We have not seen indications that rhodiola rosea can decrease one’s mood, but it is a theoretical, chemical possibility, particularly in individuals already prone to mood swings or people with bipolar disorder.
With that charming clinical tedium out of the way, let me get to the heart of the matter: rhodiola side effects.
The most common rhodiola rosea side effects include:
- Mild Jitters or Shakes
- Vivid Dreams
Essentially, these are the same common side effects often observed in any mild stimulant.
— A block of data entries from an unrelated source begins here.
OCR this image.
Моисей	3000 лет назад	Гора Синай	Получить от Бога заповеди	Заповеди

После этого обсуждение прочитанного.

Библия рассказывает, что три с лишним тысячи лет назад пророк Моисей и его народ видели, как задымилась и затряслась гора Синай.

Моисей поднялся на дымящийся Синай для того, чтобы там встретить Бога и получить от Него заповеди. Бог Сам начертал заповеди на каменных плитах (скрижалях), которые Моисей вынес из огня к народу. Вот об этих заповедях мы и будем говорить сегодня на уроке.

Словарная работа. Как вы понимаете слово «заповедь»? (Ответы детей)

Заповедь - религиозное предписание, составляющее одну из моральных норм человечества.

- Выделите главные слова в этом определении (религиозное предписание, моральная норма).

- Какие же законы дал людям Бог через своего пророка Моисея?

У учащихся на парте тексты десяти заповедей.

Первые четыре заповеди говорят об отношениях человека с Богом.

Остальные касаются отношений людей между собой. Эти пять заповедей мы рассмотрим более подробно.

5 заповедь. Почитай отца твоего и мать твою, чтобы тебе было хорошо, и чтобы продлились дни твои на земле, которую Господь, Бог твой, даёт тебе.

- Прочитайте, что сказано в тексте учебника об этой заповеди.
For most people to perceive these rhodiola side effects, the rhodiola extract would need to be taken in higher-than-average doses or combined with another stimulant, such as caffeine.
However, some people are more sensitive to it than others, so it is always a good idea to start with small dose and slowly increase your dosage to the recommended dose.
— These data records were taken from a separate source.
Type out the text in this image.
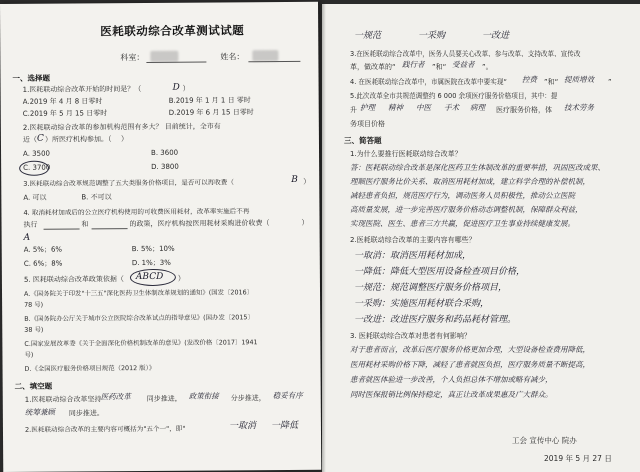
医耗联动综合改革测试试题
科室：	姓名：
一、选择题
1.医耗联动综合改革开始的时间是？（	D ）
A.2019 年 4 月 8 日零时	B.2019 年 1 月 1 日 零时
C.2019 年 5 月 15 日零时	D.2019 年 6 月 15 日零时
2.医耗联动综合改革的参加机构范围有多大？ 目前统计，全市有
近（ C ）所医疗机构参加。（ ）
A. 3500	B. 3600
C. 3700	D. 3800
3.医耗联动综合改革规范调整了五大类服务价格项目，是否可以再收费（	B ）
A. 可以	B. 不可以
4. 取消耗材加成后的公立医疗机构使用的可收费医用耗材，改革率实施后不再
执行	和	的政策，医疗机构按医用耗材采购进价收费（	）
A
A. 5%；6%	B. 5%；10%
C. 6%；8%	D. 1%；3%
5. 医耗联动综合改革政策依据（ ABCD ）
A.《国务院关于印发"十三五"深化医药卫生体制改革规划的通知》(国发〔2016〕
78 号)
B.《国务院办公厅关于城市公立医院综合改革试点的指导意见》(国办发〔2015〕
38 号)
C.国家发展改革委《关于全面深化价格机制改革的意见》(发改价格〔2017〕1941
号)
D.《全国医疗服务价格项目规范（2012 版）》
二、填空题
1.医耗联动综合改革坚持 医药改革 同步推进， 政策衔接 分步推进， 稳妥有序
统筹兼顾 同步推进。
2.医耗联动综合改革的主要内容可概括为"五个一"，即"	一取消 一降低
一规范	一采购	一改进
3.在医耗联动综合改革中，医务人员要关心改革、参与改革、支持改革、宣传改
革，做改革的“ 践行者 ”和“ 受益者 ”。
4. 在医耗联动综合改革中，市属医院在改革中要实现“ 控费 ”和“ 提质增效 ”
5.此次改革全市共规范调整约 6 000 余项医疗服务价格项目，其中：提
升 护理 精神 中医 手术 病理 医疗服务价格，体 技术劳务
务项目价格
三、简答题
1.为什么要推行医耗联动综合改革？
答：医耗联动综合改革是深化医药卫生体制改革的重要举措，巩固医改成果、
理顺医疗服务比价关系、取消医用耗材加成，建立科学合理的补偿机制，
减轻患者负担，规范医疗行为，调动医务人员积极性，推动公立医院
高质量发展，进一步完善医疗服务价格动态调整机制，保障群众利益，
实现医院、医生、患者三方共赢，促进医疗卫生事业持续健康发展。
2.医耗联动综合改革的主要内容有哪些？
一取消：取消医用耗材加成，
一降低：降低大型医用设备检查项目价格，
一规范：规范调整医疗服务价格项目，
一采购：实施医用耗材联合采购，
一改进：改进医疗服务和药品耗材管理。
3. 医耗联动综合改革对患者有何影响？
对于患者而言，改革后医疗服务价格更加合理，大型设备检查费用降低，
医用耗材采购价格下降，减轻了患者就医负担，医疗服务质量不断提高，
患者就医体验进一步改善，个人负担总体不增加或略有减少，
同时医保报销比例保持稳定，真正让改革成果惠及广大群众。
工会 宣传中心 院办
2019 年 5 月 27 日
If taken in high doses or especially if taken with another stimulant, the most disturbing rhodiola rosea side effect could be:
- Heart palpitations
- Panicked Feeling (not quite a panic attack)
- Rapid Heart Beat
I’ve also heard anecdotal evidence that these side effects of rhodiola rosea can cause the “shakes” if you first spike your blood sugar by eating sweets on an empty stomach, then take an R. rosea supplement. This is avoidable: It isn’t a good idea to take rhodiola rosea when you have low blood sugar and can’t eat soon.
If you have hypoglycemia or diabetes and you want to try rhodiola rosea, I recommend you start with a very small dose to see how you feel, and make sure you plan on eating a healthy snack or meal no more than 30 to 45 minutes after you take it.
Taking rhodiola for depression is not uncommon, but one area where researchers urge caution is in clinical cases of any bipolar spectrum disorders. This includes Bipolar Disorder and Manic Depression. In these cases I suggest you avoid Rhodiola Rosea unless explicitly prescribed by a medial professional treating you.
In general, if you are prone to agitation, the jitters or excitability, be careful as rhodiola rosea may only exacerbate these qualities.
As I stated on the Rhodiola Dangers page, most of these symptoms of rhodiola side effects can be avoided by starting rhodiola in smaller doses than recommended, then working your way to the higher doses suggested on any specific rhodiola supplement label.
Do not exceed the higher end of the suggested dose, and do not combine rhodiola with other stimulants (like caffeine) until you are confident your body accepts rhodiola well and you’ve been taking it for some time.
Because of its restlessness and insomnia side effects, I suggest that you avoid taking rhodiola rosea in the later afternoon or evening and definitely not before bed. Side effects of rhodiola can impact your ability to obtain quality, restful sleep when it is taken later in the day.
There are a few additional ways to avoid most rhodiola rosea side effects.
As mentioned earlier, it is technically possible that rhodiola rosea’s ability to increase the activity of certain brain chemicals could lead to a depletion of those brain chemicals. Thus adding safe, healthy foods that help boost those brain chemicals can compensate for that depletion.
The precursor to serotonin is tryptophan, and bananas are an excellent source of this amino acid. The precursor to dopamine is tyrosine, which can be found in cheese, milk and dark legumes like black beans.
So if you have recently started taking rhodiola rosea or if you have increased your dosage, adding these to your diet can help you avoid some of the negative consequences of the increased brain chemical metabolism created by taking R. rosea.
I hope this detailed guide to rhodiola side-effects, why they occur and how you can avoid them helps you feel more confident and informed in your rhodiola rosea usage.